Live from New York: Amazon's Kindle 2.0

Live from New York: Amazon's Kindle 2.0

Summary: 10:59 a.m.: That's it! The official press release is out.


10:59 a.m.: That's it! The official press release is out.

10:51 a.m. If you're a Kindle 1 owner and order in the next 24 hours you are moved to the front of the line. Translation: Amazon will still have a line and hasn't figured out its manufacturing issue.

Press conference over going to demo outside.

10:49 a.m. Ur has some creepy aspects to it. The New Yorker, Gizmodo now available on Kindle 2. Bezos said the price is the same: $359.And ships on February 24.

10:47 a.m.: King notes that the character in his book. The Kindle can go to other worlds. Talk about product placement. The novella is called "Ur." Bezos back on stage.
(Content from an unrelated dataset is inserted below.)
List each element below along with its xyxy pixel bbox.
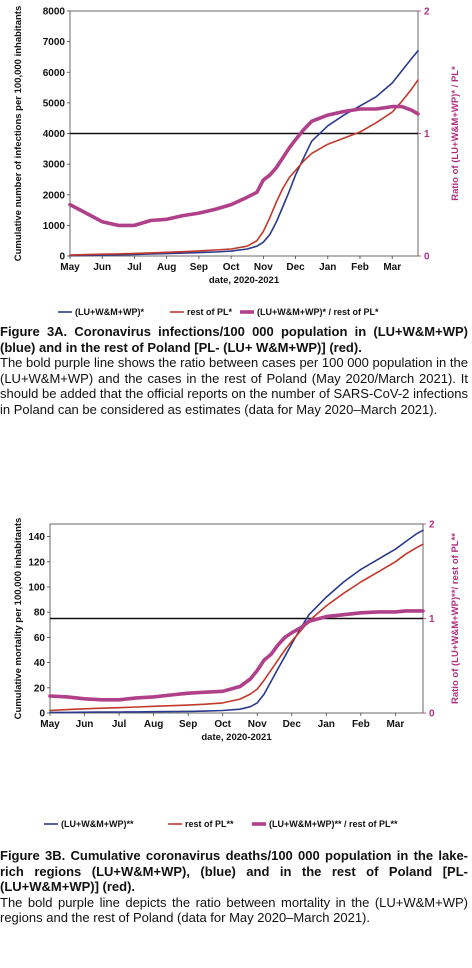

10:39 a.m. Reads a scene from his Kindle book.

10:31 a.m. Stephen King comes on stage. Got a call in early January. Amazon people got in touch with me. Quips that offering a book was a good way to get a new Kindle.

10:28 a.m. Showing video of Kindle 1 customers talking about Kindle 2.

10:26 a.m. Showing new features with Gettysburg Address. With Kindle 2 you have built in text to speech. Any document can be read aloud to you. The voice sounds a little robotic, so it's not exactly an audio book replacement. (Think having the customer service robot reading to you.) It does keep your page though.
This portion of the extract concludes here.